In Hungary the private pension fund system was established in 1997, so we have achieved significant growth in the last 12 years in terms of the number of members. And as career starters are obliged to join a mandatory private pension fund, the number of members grow year by year. The total number of the private pension funds members is more than three million. Unfortunately in Hungary most of the people do not think of how they will be able to provide funds for maintaining their current living standards, therefore the market of voluntary funds is below 1.5 million members.

What about home-grown oversight and supervision?
Hungarian supervision is an integrated financial supervision that controls the activities of not only banks, but also of insurance companies and of the players of equity markets on a permanent basis. We have managed to establish a stable professional relationship between the supervision and the players of the pension insurance market. Luckily, numerous leaders and colleagues of the supervision are participating in supervisory and control projects of the EU (CEIOPS, OPC), through which they might also contribute to the improvement of the Hungarian market.

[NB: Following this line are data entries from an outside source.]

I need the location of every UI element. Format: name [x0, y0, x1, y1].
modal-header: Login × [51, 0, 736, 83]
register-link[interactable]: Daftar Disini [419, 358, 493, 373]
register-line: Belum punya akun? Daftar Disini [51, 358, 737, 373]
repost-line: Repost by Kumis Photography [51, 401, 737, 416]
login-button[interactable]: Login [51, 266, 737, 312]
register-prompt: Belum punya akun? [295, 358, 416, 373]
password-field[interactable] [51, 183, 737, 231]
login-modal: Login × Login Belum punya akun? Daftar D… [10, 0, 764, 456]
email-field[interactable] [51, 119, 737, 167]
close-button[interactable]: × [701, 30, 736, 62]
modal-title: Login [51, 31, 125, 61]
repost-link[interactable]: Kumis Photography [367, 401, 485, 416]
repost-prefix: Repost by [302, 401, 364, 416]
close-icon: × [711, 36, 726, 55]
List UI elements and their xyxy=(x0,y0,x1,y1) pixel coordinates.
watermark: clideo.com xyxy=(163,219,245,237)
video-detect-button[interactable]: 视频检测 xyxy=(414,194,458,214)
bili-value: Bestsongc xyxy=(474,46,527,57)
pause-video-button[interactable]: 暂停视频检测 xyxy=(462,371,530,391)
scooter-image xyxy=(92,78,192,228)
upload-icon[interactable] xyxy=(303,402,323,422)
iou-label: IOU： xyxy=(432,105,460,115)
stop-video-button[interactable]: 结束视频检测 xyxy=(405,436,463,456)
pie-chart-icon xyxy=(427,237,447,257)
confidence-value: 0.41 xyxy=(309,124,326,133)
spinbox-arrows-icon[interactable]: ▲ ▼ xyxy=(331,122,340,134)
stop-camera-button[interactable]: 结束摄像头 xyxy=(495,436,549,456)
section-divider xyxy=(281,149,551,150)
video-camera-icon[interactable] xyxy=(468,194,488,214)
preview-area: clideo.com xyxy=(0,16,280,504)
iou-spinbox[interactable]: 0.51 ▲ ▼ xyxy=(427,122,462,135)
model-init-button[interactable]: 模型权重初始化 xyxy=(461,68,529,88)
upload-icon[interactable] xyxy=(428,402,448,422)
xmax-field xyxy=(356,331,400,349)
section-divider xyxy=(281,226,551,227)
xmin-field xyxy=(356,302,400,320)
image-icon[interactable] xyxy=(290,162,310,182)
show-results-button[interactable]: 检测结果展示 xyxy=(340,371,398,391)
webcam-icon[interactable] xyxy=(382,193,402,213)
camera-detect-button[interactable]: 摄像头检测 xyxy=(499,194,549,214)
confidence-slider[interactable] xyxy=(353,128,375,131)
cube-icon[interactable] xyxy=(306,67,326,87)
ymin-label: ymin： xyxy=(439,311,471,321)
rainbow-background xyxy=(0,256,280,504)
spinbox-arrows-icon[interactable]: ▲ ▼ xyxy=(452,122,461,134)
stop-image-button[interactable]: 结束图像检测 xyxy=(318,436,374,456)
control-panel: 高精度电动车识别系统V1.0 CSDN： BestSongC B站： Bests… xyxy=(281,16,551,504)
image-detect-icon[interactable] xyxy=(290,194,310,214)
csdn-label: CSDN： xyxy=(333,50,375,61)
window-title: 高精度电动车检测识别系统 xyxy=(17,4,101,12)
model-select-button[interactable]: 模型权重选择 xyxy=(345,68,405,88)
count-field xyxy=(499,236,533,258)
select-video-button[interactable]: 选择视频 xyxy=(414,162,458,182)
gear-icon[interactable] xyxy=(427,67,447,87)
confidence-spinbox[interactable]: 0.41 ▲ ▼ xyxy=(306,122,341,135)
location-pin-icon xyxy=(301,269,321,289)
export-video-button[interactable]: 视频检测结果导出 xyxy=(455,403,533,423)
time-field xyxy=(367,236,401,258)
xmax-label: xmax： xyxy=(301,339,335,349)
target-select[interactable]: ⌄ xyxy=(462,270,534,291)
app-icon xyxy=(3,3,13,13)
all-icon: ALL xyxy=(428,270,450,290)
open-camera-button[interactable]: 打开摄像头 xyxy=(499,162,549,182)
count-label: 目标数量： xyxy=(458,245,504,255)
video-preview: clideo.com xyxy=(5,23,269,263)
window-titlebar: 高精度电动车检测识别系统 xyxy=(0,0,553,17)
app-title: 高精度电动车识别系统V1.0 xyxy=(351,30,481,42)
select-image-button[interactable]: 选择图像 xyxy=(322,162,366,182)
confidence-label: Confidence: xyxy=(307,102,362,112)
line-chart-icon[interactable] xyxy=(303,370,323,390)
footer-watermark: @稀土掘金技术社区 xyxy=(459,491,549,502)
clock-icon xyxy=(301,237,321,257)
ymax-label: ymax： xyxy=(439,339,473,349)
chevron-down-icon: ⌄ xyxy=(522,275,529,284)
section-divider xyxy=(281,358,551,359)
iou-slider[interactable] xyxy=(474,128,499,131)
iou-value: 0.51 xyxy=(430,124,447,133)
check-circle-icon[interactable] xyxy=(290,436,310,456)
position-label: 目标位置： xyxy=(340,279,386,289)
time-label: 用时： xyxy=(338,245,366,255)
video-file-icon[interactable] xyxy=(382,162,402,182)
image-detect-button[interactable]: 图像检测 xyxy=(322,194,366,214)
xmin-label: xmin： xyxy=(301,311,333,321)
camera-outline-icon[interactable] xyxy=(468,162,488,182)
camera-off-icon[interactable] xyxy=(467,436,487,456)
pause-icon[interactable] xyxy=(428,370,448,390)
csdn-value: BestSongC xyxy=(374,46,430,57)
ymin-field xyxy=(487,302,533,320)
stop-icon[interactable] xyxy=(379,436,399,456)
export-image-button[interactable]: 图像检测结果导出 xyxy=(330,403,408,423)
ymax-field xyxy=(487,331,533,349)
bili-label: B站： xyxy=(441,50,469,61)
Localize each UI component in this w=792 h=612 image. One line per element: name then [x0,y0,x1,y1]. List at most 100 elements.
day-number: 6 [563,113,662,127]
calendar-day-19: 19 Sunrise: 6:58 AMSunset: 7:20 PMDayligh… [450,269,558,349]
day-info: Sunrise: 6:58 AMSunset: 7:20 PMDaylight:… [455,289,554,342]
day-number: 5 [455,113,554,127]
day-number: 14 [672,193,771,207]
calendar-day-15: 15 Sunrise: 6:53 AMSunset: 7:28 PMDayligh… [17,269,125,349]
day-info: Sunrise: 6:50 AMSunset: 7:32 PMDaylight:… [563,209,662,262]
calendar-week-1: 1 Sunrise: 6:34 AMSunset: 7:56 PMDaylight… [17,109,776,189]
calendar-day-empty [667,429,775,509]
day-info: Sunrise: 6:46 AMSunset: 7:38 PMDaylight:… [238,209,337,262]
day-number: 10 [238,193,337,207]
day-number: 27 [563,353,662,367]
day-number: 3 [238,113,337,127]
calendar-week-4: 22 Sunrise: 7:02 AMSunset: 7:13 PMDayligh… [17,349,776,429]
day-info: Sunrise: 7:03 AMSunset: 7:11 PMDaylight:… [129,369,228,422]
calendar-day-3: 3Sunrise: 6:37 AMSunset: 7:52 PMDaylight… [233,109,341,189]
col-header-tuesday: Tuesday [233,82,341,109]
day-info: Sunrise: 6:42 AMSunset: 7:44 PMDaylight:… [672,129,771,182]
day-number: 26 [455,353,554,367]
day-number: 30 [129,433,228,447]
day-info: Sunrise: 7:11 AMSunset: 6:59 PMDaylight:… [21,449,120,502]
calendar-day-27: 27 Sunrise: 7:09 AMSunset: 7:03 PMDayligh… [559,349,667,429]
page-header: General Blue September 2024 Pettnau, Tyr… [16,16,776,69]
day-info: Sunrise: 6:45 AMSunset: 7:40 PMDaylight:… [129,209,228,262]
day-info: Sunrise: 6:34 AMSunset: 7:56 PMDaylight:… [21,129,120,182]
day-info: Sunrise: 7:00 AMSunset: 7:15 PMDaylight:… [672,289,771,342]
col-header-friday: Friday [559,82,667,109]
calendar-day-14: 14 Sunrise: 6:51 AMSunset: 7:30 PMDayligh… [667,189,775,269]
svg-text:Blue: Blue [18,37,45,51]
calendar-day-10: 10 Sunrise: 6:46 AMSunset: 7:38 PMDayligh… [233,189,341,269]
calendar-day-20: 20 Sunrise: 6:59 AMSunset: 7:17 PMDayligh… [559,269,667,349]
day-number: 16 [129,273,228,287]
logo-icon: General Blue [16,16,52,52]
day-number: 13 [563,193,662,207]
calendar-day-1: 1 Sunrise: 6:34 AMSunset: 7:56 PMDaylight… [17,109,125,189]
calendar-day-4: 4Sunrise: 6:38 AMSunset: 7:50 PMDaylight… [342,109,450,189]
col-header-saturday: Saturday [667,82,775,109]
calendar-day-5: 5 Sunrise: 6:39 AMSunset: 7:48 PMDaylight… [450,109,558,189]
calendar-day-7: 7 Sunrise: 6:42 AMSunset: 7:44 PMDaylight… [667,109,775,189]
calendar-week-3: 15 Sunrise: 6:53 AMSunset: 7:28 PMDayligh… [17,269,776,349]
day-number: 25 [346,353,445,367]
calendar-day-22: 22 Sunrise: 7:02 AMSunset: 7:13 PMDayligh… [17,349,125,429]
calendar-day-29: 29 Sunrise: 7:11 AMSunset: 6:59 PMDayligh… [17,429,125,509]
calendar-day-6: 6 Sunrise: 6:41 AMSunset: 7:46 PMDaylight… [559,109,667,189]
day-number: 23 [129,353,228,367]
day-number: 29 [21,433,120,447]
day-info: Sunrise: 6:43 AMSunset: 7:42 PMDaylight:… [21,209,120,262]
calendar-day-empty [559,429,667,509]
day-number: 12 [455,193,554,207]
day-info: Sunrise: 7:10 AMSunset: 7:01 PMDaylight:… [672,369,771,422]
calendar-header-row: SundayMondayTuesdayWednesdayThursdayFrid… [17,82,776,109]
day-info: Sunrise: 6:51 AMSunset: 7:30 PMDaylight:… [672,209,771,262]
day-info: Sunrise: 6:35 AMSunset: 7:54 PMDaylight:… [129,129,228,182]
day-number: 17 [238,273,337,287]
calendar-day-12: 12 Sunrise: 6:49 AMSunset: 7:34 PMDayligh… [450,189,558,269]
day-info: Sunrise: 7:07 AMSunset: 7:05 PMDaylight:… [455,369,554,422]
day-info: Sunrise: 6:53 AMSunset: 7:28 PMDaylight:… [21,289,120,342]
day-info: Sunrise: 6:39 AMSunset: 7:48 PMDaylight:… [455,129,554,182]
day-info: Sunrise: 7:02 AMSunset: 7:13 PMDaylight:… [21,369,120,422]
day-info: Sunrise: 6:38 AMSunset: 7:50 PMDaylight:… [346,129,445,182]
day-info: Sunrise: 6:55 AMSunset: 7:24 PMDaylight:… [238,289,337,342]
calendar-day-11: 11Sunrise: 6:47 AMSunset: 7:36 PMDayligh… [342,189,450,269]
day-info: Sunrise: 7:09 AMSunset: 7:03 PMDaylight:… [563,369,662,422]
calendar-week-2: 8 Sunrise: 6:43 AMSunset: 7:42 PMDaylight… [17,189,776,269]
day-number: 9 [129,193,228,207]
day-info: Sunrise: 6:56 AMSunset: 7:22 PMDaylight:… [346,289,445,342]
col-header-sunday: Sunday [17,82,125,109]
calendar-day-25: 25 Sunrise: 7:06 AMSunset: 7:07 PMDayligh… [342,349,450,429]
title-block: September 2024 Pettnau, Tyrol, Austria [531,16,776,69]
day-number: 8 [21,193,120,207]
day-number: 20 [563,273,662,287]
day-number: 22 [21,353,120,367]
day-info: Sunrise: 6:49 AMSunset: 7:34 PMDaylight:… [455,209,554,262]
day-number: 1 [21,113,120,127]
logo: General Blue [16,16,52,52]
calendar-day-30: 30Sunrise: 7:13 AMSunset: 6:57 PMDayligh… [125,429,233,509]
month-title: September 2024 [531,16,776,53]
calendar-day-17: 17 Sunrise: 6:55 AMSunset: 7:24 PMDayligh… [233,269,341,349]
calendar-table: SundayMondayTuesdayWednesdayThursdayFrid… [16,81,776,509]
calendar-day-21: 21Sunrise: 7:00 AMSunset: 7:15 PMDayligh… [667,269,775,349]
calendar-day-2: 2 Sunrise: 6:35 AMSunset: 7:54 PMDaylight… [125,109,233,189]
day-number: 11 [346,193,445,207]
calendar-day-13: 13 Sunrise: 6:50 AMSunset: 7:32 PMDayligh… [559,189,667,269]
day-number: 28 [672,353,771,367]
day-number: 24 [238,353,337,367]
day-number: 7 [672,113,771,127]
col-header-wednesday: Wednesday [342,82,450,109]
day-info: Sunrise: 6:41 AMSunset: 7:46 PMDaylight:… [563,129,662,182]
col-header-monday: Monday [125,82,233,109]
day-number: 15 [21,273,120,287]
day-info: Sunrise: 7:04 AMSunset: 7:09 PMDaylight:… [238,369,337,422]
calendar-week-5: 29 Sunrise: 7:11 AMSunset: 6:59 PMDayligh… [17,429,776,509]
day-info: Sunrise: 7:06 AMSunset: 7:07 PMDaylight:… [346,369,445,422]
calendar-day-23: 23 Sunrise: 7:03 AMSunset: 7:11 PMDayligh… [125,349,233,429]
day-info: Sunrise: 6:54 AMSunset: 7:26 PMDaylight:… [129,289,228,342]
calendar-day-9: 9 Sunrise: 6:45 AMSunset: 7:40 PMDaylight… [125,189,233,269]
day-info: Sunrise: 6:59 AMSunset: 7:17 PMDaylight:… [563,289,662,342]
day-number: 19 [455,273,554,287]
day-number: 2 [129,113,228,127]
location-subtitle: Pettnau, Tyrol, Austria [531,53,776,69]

What about tax incentives for ordinary Hungarians to contribute more into private pensions – are there any?
The prevailing government has realised the importance of self-provision and supports it under specific conditions: the mandatory pension fund membership fee can be supplemented up to a certain extent and 30 percent of the individual voluntary pension fund contributions (up to a limit) can be reclaimed.
On the other hand optimisation of state funds can also generate decisions, like the one that has become effective this year: employers’ voluntary pension fund contribution bears a 25 percent tax burden, while this rate was 0 percent last year. As a result voluntary pension fund contributions have decreased, however to a lower rate than we have expected.

How could economic integration into the EU affect the future performance of OTP Pension Funds?
Today it is rather natural that we are a member of the European Community, with all its benefits and disadvantages. Opportunities have opened up, both with respect to investment instruments and professional knowledge. In the course of our investment activities we have been able to establish close business relationships with international fund managers, who might have a beneficial influence on our yields in the long run. Naturally, in the course of integration we must not forget that a bigger market generates greater competition as well, and as a result we need to serve our domestic clients at an ever increasing level.

What are your reflections on the functioning, role and future of Hungarian funds?
I find it essential that state and private pension fund services may not be treated and handled separately. Either element of the system is changed, it will influence the other. The pension system needs to be sustainable and balanced in the long run.

Therefore as the chairman of the Stability Funds Association (Hungarian Association of Pension and Health Funds) representing the Hungarian private pension fund segment and as the chair of EFRP’s (European Federation for Retirement Provision) forum on private pensions in Central and Eastern European countries based on international experiences I work to develop and improve our current system.